O coração é um tsunami de “sim” e “não”

O coração é um tsunami de “sim” e “não”

Você assiste a um jornal na televisão e, lá pela sexta notícia, percebe que até então nada de bom e feliz foi falado. De repente, um terremoto invade seu coração, bagunçando o alicerce da sua certeza. O mesmo sentimento levantou um turbilhão de angústia quando seu olhar foi arrastado pelo tornado impiedoso que levou casas, árvores e vidas. Você se sentiu desmoronar ao assistir aquelas pessoas perderem seus risos e a esperança.

Estamos rodeados por notícias violentas em todas as partes do mundo. Pessoas morrem queimadas e crianças são enterradas vivas. Como entender o que não há explicação? Nessas horas, ficamos paralisados. Sentimo-nos sozinhos, mesmo não sendo sós. Olhamos o horizonte e faltam palavras. Não há luz, nem cores, nem nada.

Nada é certo nesta vida, não é mesmo? Dormimos e acordamos, trabalhamos e sonhamos, amamos e sofremos. Vivemos em função de rotinas feitas, mas temos poucas certezas. Um dia, sem mais nem menos, chega o vendaval da morte e nos leva tudo.

Como querer viver depois de perder mais de metade da família? Fora as catástrofes naturais, como lidar com o terrorismo, as guerras e a ganância? E, ainda, como lidar com nossas mortes diárias? Como ser feliz sendo espectador do horror? Parece impossível brotar uma flor em solo de pedras amarguradas.

Desliguemos um pouco a televisão e vamos pensar. Por um momento, parece que nada temos a dizer. É como a folha em branco nos desafiando a escrever. O mundo emudece na loucura das coisas como elas são. Tantas pessoas vivendo como inimigas. Tanta morte sem tempo do perdão. Pouca sorte para quem nada temia.

Eu penso em você. Você pensa em mim. Choramos por nós. Nesse devaneio, percebemos a contradição: “Só a guerra faz nosso amor em paz”. Somos uma mistura de medo e fé. Amor e ódio. Culpa e perdão. Somos dia e sol, noite e lua. O possível e o provável. O coração é um tsunami de “sim” e “não”.

Como disse Carlos Drummond de Andrade em seu poema “Mundo Grande”, “meu coração não é maior que o mundo, é muito menor”. Aqui dentro não cabe a minha dor, por isso preciso me despir e me cortar.
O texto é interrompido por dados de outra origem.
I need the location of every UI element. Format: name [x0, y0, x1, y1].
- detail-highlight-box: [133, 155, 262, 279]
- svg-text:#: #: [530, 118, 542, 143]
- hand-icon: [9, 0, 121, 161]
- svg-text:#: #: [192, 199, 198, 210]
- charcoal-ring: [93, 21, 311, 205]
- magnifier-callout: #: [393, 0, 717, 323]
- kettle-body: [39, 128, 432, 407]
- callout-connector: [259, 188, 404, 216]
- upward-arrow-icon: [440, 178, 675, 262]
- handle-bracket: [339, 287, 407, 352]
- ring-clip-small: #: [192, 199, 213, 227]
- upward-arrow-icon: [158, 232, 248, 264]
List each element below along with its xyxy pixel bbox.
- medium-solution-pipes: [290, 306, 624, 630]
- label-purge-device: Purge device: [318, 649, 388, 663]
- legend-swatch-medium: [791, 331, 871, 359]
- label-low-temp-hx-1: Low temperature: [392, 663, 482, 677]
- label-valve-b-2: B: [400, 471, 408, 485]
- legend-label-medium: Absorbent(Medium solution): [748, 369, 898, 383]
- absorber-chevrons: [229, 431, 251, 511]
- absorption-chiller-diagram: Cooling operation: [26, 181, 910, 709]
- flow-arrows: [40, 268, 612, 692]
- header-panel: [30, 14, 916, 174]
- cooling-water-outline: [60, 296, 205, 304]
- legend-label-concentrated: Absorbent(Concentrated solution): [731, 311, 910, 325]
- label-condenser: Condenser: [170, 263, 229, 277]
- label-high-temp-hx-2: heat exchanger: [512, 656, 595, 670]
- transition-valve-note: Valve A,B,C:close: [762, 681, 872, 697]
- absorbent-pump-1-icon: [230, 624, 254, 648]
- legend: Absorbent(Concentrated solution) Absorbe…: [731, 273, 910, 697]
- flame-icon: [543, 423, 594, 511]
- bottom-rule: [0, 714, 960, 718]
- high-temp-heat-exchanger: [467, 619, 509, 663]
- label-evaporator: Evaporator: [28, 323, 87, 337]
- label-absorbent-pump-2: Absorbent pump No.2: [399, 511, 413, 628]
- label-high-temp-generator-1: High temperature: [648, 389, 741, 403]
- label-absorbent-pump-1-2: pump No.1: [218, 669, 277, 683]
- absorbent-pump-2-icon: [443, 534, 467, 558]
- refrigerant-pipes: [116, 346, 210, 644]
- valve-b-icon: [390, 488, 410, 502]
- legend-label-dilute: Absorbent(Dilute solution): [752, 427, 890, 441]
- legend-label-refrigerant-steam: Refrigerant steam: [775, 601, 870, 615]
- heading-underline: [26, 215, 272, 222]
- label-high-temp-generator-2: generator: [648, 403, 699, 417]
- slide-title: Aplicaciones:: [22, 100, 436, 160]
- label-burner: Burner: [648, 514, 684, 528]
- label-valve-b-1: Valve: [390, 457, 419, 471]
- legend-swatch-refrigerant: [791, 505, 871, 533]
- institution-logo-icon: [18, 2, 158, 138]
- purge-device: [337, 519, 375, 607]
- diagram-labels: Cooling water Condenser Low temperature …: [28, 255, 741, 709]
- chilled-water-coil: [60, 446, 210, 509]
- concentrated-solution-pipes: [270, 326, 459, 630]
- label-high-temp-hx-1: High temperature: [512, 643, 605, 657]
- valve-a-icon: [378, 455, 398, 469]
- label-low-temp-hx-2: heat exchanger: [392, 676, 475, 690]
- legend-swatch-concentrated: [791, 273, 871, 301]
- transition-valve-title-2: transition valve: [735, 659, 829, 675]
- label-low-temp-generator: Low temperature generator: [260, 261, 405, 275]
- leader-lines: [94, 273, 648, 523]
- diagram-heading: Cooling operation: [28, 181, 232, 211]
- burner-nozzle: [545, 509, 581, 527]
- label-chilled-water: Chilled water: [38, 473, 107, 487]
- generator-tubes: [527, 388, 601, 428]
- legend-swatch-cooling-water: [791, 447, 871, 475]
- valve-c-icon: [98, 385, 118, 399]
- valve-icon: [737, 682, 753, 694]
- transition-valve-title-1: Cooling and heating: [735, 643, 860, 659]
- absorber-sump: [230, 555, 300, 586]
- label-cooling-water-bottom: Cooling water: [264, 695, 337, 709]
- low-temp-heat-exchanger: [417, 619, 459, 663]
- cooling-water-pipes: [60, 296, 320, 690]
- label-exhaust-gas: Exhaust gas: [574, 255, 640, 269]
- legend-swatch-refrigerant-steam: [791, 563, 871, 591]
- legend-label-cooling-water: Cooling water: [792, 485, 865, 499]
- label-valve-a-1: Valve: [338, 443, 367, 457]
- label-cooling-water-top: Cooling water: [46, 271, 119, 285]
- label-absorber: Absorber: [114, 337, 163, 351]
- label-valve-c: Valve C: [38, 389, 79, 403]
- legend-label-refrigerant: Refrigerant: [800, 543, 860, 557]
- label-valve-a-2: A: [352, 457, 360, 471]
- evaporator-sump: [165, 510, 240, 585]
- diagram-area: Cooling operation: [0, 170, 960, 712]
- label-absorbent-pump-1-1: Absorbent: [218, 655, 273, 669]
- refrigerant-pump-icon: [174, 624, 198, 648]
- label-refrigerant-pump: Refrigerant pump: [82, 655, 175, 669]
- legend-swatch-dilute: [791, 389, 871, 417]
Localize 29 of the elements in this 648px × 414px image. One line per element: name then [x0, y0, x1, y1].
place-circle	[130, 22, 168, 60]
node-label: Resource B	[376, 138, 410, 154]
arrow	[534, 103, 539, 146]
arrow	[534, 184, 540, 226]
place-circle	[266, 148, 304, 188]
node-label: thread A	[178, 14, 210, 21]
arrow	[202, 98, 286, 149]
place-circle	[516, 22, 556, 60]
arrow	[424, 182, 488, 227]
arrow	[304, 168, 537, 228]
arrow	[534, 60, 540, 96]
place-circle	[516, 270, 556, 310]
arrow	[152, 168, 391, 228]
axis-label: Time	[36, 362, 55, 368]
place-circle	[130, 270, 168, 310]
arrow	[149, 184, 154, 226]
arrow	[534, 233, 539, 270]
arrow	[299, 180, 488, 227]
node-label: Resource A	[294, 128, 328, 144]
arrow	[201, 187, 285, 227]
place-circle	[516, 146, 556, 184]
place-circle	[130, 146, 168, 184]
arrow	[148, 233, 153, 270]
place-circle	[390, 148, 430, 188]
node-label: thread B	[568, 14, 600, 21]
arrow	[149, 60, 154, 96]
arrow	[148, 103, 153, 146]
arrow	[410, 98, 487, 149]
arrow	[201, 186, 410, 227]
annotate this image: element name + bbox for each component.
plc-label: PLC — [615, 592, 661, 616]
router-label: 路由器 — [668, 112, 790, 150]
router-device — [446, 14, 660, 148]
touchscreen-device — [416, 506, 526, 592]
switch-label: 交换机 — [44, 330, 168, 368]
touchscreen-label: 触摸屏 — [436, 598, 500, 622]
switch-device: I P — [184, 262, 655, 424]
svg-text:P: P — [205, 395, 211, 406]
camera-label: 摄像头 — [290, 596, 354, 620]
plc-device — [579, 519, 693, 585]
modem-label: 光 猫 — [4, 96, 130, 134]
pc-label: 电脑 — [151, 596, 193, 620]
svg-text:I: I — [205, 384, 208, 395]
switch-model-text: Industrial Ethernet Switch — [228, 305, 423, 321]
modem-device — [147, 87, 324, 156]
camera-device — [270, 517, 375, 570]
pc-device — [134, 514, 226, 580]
Já o mundo, esse é tão grande, cheio de homens de diferentes cores e diversas dores. E é lá fora que a vida cresce entre o fogo e o amor, onde os homens trazem a notícia que nosso mundo se transforma entre guerras e paz.

Nosso coração é livre para crescer e explodir, mas também é livre para escolher e compreender que sozinhos não há como enfrentar o mundo.

Por isso, nossa maior catástrofe seria deixar de acreditar. O coração nunca será cheio de certezas, mas é na companhia uns dos outros que podemos mudar. Juntos, aprenderemos nossas batalhas, conheceremos nosso sofrimento e nossa fé. Juntos, criaremos um futuro.

O medo da morte é a anestesia da vida. Se for preciso recomeçar do nada, é do nada que a semente nascerá. Começaremos mesmo sem saber. É como escrever o que vier por linhas imprecisas, pra esperança se multiplicar e a vida continuar.